Mieterbund schlägt auch Alarm

Wohngeld-Ausgaben in NRW explodieren massiv – Ministerin: „Kann doch nicht sein“

Die Wohngeldreform belastet NRW erheblich. Das Land kämpft mit steigenden Kosten, die Kommunen mit zahlreichen Anträgen. Der Deutsche Mieterbund verteidigt jedoch die Erhöhung.

Hamm – „Die Wohngeldreform bleibt ein enormer Kraftakt für Nordrhein-Westfalen“, sagt Ina Scharrenbach, Ministerin für Heimat, Kommunales, Bau und Digitalisierung des Landes Nordrhein-Westfalen, gegenüber wa.de. Das durchschnittliche Wohngeld sei demnach dadurch um 50 Prozent auf nunmehr 310 Euro gestiegen. „Für die Kommunen ist dies eine zusätzliche Belastung, da sie die erhöhte Anzahl an Wohngeldanträgen bewerkstelligen müssen“, sagt sie und schlägt Alarm. Doch der Deutscher Mieterbund hält dagegen – er sieht die Zahlungen an Wohngeldempfänger als gerechtfertigt an.

Ministerin Ina Scharrenbach bei einem Termin Dortmund.

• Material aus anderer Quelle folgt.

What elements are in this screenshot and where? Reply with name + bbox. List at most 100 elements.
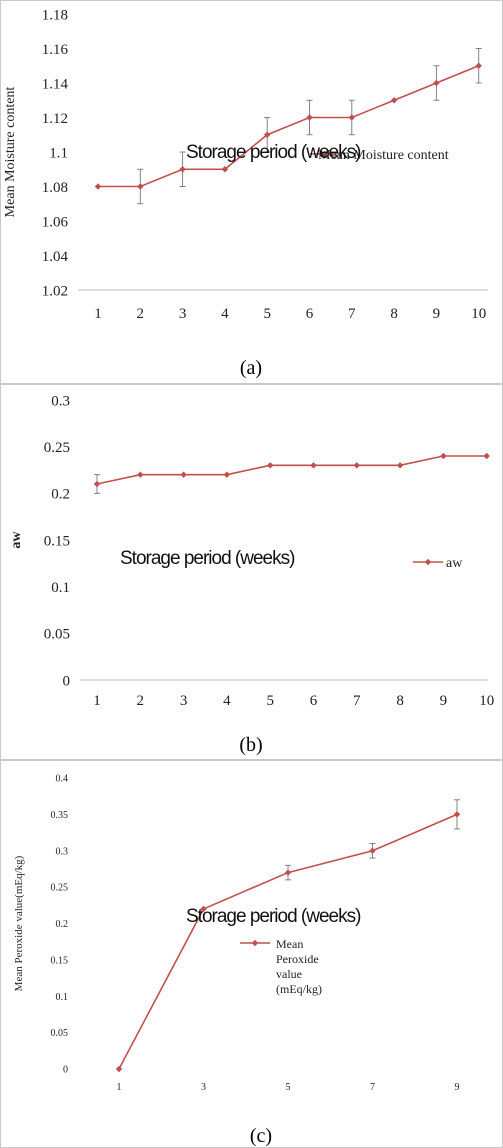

„Da die Mieten seit Jahren ständig steigen, ist es unabdingbar, dass das Wohngeld steigt und die Zahl der Mieterinnen und Mieter, die nicht mehr aus Selbstverdientem und Renten die Mieten bezahlen können“, sagt Hans-Jochem Witzke, Vorsitzender Deutscher Mieterbund NRW, auf wa.de-Anfrage. Die Ministerin sei ihm zufolge „gut beraten, nicht die Unterstützung für diejenigen infrage zu stellen, die es am nötigsten haben“.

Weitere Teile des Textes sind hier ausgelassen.